Le 2 novembre 1975, sur une plage d’Ostie, près de Rome, s’éteignait dans la violence Pier Paolo Pasolini, l’un des plus grands intellectuels italiens du XXᵉ siècle. Cinéaste, écrivain, poète et polémiste, il fut aussi une conscience lucide de son temps, prophétique dans sa dénonciation du “totalitarisme du consumérisme”. Cinquante ans plus tard, l’Italie commémore son assassinat — un meurtre encore entouré de zones d’ombre — et redécouvre un penseur dont les écrits semblent avoir anticipé les dérives contemporaines.

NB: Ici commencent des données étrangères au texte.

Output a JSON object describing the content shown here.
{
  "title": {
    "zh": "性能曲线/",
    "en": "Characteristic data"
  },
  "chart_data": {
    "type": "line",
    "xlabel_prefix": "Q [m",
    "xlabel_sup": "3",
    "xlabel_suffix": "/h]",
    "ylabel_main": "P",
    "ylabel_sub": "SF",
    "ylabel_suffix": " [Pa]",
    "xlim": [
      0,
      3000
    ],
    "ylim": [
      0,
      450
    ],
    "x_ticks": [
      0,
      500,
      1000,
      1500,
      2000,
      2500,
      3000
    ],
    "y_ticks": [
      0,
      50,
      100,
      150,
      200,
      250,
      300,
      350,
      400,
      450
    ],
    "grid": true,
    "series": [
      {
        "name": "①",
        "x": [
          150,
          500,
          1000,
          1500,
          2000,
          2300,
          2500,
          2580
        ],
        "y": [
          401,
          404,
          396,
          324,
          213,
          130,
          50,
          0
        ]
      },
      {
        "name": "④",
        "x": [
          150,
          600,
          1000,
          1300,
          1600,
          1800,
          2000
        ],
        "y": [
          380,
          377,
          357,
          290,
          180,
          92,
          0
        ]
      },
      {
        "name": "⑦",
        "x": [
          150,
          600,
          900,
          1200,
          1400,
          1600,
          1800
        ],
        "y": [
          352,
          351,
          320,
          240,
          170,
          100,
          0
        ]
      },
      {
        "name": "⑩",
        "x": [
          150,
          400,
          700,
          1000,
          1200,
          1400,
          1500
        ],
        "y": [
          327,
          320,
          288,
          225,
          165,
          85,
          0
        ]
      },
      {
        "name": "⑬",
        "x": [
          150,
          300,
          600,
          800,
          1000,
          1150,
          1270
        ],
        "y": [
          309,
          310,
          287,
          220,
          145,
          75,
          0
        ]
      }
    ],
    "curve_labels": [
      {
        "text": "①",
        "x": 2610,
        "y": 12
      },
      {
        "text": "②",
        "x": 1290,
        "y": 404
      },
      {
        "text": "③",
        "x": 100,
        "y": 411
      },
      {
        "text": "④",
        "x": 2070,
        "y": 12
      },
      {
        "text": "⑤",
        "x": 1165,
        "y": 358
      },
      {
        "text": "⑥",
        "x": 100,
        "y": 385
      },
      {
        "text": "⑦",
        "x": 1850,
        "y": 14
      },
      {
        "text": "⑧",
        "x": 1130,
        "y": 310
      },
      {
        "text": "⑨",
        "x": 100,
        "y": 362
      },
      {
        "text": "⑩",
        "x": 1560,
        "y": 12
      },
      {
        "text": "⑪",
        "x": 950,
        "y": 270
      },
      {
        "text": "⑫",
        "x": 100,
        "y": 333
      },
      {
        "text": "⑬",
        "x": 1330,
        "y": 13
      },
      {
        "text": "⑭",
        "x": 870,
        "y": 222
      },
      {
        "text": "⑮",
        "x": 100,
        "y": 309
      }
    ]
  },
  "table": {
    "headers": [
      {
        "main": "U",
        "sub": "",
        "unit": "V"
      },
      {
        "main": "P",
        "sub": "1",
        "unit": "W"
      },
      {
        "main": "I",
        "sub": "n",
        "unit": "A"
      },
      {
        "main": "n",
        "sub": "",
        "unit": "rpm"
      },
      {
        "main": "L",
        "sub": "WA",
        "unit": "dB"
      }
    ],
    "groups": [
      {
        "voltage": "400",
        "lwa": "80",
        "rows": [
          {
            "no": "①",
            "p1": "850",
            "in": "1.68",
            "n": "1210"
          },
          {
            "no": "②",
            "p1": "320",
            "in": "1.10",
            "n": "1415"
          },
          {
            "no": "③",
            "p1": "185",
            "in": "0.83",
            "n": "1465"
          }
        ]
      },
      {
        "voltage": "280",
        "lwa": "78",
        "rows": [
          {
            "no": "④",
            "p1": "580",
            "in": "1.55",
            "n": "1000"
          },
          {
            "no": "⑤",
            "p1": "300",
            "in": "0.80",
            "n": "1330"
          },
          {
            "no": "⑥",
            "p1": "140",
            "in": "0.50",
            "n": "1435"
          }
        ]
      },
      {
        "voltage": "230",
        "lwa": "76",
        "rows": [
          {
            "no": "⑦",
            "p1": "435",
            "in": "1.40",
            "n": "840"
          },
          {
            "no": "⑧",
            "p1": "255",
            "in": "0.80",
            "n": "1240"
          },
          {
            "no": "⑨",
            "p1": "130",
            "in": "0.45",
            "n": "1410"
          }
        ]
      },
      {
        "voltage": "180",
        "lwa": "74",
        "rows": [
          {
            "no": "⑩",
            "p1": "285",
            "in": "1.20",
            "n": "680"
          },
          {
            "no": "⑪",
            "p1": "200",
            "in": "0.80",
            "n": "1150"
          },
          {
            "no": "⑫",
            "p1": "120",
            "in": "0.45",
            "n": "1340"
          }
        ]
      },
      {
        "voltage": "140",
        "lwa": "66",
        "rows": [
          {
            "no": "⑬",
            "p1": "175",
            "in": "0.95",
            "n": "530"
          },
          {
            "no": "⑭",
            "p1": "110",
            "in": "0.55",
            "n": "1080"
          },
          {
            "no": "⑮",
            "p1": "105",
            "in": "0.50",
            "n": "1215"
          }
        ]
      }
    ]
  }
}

« Pasolini demeure un mythe impossible à effacer », écrit Il Venerdì di Repubblica, rappelant que son œuvre concentrait déjà, de son vivant, « admiration et gêne, légende et mépris ». L’homme des Écrits corsaires et des Lettres luthériennes n’a cessé d’interroger la mutation de son pays, dénonçant l’avènement d’un “nouveau fascisme” : celui d’une société uniformisée par la publicité, la télévision et la consommation. Dans sa dernière interview, accordée quelques jours avant sa mort, il prophétisait : « Nous sommes tous en danger. »
Une figure prophétique
La presse italienne s’accorde sur le caractère visionnaire de ses analyses. Pour Il Fatto Quotidiano, Pasolini avait entrevu “l’avènement d’un totalitarisme doux, plus social que politique”, celui du contrôle par le désir et l’image. Le professeur Marco Antonio Bazzocchi, commissaire de l’exposition Pasolini. Anatomie d’un homicide inaugurée à la Cinémathèque de Bologne, voit dans ses films — notamment Salò ou les 120 Journées de Sodome — une préfiguration du voyeurisme médiatique contemporain. « Le néocapitalisme, disait-il, ne réprime plus les instincts, il les stimule pour mieux les canaliser. »
Un mythe disputé
Mais si l’Italie célèbre aujourd’hui Pasolini, elle peine à se mettre d’accord sur ce qu’il représente. À gauche, Il Manifesto déplore la récupération d’un auteur devenu, paradoxalement, un produit culturel, “intégré dans la logique néolibérale qu’il dénonçait”. À droite, Il Foglio insiste au contraire sur ses positions morales parfois conservatrices, notamment son opposition à l’avortement, rappelant qu’il fut un homme de contradictions.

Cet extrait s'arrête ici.